The Impact Study was produced by the Canadian Neurological Sciences Federation (CNSF) and the Canadian Brain and Nerve Health Coalition (CBANHC) – of which NeuroScience Canada is a member – in collaboration with the Canadian Institute for Health Information (CIHI). The report measures the incidence, prevalence, economic and social impact of neurological diseases, disorders and injuries in Canada.
The report highlights 11 neurological conditions for which sufficient data was available, including: Alzheimer’s disease, amyotrophic lateral sclerosis (ALS), brain tumours, cerebral palsy, epilepsy, head injury, headaches, multiple sclerosis, Parkinson’s disease, spinal injuries, stroke. The report also provides a short summary of the current literature on an additional 20 neurological conditions for which there is little or no data: anoxic encephalopathy, autism, attention Deficit Hyperactivity Disorder (ADHD), benign intracranial hypertension, Bell's Palsy, Complex Regional Pain Syndrome, Congenital Abnormalities of the Central Nervous System and Spine, Creutzfeldt-Jakob Disease, Degenerative Disorders of the Spine, Disorders of the Peripheral Nervous System Global Developmental Delay, Huntington's Disease, Hydrocephalus, Muscular Dystrophy Myasthenia Gravis, Sleep Disorders, Syringomyelia, Spinocerebellar Ataxias, Tourette Syndrome and Trimeminal Neuralgia.
CBANHC and NeuroScience Canada chose to embark in the study because neurological diseases, disorders and injuries suffer from a low profile in Canada and from a lack of cohesion among representative groups. Currently, there are no comprehensive statistics that accurately measure how many Canadians are affected by neurological disorders and what the costs of individual disorders are to the health care system.
The purpose of the report is to improve understanding of the epidemiology and the impact of selected neurological conditions on the Canadian health care system and society.

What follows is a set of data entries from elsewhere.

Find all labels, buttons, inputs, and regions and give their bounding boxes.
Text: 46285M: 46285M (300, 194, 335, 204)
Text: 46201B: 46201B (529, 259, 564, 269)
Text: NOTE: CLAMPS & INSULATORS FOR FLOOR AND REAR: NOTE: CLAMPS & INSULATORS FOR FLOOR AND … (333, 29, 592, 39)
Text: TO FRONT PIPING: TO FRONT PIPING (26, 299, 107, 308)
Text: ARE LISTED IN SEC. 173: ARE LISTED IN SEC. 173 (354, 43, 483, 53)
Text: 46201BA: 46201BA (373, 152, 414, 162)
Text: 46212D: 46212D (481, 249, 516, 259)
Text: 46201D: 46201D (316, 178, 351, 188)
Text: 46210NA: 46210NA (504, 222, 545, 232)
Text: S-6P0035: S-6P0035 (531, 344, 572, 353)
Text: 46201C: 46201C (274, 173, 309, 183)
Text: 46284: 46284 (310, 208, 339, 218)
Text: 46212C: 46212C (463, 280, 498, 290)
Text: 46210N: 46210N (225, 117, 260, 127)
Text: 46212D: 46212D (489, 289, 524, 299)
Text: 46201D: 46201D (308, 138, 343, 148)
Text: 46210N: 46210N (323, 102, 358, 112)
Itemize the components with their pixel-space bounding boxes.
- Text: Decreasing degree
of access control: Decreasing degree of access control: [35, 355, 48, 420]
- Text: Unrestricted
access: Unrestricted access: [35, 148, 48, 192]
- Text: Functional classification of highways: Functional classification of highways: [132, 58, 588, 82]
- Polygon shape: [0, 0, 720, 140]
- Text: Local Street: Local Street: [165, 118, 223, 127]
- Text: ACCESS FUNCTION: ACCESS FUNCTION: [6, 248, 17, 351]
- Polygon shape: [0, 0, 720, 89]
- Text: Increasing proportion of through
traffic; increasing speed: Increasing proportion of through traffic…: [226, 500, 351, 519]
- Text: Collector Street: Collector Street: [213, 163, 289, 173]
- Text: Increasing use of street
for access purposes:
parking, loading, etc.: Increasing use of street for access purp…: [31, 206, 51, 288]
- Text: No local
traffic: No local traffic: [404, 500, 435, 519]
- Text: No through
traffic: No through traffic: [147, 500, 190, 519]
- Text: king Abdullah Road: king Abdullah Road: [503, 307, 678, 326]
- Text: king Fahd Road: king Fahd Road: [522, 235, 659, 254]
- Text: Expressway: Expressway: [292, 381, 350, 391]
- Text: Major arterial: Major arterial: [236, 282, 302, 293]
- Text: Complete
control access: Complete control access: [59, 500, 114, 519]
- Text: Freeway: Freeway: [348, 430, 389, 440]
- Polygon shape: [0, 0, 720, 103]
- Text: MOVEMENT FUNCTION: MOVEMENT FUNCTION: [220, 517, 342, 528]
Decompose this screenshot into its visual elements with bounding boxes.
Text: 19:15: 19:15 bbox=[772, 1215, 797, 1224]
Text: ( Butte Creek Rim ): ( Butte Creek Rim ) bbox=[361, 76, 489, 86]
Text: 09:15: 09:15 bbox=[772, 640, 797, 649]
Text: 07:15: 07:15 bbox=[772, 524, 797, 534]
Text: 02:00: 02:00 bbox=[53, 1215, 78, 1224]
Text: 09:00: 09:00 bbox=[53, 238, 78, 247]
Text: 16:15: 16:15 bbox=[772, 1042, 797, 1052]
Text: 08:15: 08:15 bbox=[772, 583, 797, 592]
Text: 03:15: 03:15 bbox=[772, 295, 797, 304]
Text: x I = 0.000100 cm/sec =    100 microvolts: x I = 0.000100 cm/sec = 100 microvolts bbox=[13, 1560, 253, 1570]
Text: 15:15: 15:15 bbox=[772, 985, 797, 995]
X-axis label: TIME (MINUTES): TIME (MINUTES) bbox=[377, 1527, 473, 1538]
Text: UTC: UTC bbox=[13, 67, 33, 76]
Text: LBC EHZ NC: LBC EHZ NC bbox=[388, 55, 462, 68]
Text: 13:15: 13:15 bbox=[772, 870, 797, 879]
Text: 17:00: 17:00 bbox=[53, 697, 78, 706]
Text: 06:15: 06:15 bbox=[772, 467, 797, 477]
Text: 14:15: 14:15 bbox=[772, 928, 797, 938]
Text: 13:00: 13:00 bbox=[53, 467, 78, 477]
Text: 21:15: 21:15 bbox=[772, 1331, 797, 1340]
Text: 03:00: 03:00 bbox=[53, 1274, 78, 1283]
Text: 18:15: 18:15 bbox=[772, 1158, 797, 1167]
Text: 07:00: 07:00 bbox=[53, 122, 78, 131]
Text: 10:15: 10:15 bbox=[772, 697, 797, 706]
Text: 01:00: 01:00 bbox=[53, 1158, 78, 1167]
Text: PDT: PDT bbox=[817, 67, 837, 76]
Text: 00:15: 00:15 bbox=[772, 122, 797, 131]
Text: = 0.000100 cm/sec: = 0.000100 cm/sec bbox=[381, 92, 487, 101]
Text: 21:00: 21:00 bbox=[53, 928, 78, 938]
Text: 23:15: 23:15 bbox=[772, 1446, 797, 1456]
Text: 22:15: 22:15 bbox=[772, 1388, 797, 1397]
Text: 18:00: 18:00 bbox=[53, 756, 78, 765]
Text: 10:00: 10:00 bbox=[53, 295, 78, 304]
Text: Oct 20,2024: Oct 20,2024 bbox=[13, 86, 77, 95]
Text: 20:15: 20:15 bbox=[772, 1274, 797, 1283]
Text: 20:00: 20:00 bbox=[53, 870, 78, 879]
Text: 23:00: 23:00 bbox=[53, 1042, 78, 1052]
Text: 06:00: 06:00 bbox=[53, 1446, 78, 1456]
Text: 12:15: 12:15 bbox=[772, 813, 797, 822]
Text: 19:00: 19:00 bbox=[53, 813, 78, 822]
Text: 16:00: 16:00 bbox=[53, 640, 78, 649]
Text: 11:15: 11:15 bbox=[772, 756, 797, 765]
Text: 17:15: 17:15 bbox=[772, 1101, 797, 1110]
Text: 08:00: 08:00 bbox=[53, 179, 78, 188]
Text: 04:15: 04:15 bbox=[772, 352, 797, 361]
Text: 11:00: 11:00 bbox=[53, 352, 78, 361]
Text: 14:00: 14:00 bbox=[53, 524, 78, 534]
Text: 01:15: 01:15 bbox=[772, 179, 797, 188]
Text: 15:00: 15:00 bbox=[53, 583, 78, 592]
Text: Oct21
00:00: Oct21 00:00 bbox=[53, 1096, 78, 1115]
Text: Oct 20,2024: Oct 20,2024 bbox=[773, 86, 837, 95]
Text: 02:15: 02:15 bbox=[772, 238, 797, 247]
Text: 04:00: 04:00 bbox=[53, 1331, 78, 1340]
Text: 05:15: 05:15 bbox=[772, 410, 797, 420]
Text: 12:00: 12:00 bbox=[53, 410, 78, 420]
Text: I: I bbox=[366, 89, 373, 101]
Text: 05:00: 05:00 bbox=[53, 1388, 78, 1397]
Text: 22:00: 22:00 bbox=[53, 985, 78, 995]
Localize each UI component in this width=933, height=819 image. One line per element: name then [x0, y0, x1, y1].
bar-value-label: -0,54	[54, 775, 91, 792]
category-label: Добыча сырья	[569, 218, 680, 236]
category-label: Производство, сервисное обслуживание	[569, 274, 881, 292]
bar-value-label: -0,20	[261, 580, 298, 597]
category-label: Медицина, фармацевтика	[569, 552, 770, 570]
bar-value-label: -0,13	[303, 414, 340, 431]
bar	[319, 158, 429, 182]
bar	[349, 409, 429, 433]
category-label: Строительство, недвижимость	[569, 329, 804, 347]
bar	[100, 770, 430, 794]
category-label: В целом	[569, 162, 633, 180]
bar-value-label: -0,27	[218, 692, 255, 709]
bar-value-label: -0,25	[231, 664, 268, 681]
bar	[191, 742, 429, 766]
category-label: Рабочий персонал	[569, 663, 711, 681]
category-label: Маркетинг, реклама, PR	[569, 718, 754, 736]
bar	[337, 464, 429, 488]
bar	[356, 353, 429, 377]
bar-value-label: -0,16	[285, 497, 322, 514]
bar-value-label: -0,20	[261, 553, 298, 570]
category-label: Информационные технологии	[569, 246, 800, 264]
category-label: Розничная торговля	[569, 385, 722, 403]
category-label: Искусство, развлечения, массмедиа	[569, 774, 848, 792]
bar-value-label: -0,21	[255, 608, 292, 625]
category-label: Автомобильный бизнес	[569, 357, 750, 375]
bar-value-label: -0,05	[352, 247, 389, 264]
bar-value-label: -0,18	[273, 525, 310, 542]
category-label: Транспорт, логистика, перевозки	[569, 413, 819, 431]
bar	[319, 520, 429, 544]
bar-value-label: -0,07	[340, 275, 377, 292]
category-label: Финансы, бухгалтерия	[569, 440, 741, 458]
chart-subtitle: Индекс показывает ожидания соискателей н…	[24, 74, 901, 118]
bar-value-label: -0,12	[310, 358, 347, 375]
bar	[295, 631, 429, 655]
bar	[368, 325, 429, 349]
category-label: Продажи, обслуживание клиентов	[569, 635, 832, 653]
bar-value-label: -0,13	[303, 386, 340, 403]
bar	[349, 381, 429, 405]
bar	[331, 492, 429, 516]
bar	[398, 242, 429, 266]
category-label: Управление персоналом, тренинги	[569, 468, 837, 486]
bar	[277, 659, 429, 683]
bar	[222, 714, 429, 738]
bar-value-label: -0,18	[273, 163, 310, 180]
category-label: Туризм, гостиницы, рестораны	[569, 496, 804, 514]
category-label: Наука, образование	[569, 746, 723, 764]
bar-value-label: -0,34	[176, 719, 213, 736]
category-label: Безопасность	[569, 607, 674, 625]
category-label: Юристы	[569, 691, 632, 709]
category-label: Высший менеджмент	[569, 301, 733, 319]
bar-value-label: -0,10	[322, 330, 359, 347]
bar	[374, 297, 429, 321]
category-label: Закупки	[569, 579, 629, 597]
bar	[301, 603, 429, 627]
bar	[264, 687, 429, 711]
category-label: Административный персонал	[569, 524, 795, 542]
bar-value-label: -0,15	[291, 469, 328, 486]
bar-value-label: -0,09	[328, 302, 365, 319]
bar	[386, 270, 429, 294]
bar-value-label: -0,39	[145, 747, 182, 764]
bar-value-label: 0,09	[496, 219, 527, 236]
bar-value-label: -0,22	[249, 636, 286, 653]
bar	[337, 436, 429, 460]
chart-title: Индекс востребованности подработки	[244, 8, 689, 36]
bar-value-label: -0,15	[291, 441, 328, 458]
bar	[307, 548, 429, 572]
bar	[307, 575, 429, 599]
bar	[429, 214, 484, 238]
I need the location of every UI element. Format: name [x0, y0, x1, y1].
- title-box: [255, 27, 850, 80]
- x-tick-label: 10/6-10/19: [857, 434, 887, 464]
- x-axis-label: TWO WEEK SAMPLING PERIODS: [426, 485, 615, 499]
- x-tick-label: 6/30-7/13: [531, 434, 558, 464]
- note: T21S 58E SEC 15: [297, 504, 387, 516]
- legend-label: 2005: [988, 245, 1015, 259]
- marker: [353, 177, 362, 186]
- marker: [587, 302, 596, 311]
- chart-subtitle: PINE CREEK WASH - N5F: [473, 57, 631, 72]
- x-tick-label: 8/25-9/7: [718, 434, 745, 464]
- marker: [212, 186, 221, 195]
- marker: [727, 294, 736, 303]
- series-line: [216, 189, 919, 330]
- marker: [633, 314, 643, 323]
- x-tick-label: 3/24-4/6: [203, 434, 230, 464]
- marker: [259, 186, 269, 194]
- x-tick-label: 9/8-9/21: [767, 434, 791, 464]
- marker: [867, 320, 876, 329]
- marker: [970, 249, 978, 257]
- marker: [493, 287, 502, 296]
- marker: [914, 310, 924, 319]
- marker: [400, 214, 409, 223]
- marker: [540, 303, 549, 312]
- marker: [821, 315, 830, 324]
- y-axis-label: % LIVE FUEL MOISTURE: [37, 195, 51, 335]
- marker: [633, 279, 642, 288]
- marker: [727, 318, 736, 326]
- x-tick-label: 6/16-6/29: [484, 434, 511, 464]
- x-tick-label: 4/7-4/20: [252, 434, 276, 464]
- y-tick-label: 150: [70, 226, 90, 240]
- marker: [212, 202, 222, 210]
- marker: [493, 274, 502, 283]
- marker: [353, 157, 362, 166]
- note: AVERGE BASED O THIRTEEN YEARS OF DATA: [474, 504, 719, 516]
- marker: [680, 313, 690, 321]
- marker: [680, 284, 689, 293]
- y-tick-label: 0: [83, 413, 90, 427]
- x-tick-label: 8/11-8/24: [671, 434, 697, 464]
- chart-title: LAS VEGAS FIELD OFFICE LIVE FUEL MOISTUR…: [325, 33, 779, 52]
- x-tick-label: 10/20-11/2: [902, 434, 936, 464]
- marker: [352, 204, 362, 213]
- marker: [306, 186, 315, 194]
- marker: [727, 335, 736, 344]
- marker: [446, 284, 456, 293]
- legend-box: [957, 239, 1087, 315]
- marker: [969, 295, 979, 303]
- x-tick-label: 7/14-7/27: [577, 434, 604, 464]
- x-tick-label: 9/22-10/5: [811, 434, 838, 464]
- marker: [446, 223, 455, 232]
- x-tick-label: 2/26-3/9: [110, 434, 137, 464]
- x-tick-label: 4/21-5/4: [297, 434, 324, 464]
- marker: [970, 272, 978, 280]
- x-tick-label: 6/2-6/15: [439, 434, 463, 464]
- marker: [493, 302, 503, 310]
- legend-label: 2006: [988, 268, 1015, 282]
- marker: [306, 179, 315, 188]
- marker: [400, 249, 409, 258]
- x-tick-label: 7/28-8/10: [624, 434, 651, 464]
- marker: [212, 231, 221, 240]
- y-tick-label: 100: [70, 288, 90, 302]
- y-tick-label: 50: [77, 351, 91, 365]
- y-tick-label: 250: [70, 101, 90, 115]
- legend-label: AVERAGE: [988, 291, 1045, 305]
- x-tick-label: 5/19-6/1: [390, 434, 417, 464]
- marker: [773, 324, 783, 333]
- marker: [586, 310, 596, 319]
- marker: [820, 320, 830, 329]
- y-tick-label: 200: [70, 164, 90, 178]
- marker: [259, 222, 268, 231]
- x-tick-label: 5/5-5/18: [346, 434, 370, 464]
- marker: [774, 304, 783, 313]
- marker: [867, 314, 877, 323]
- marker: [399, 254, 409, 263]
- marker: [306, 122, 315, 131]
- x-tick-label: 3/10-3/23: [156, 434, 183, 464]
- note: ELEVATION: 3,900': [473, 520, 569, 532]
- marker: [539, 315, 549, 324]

The report provides an estimate of the direct and indirect costs, disability-adjusted life years and hospital utilization associated with these conditions, using available data sources. This work is intended to serve as a baseline for information about the burden of neurological conditions across the country and to provide a foundation for future research in this area. The report also provides important information to key stakeholders and decision-makers in Canada who are responsible for building a long-term national strategy for neurological sciences in the areas of clinical care and research.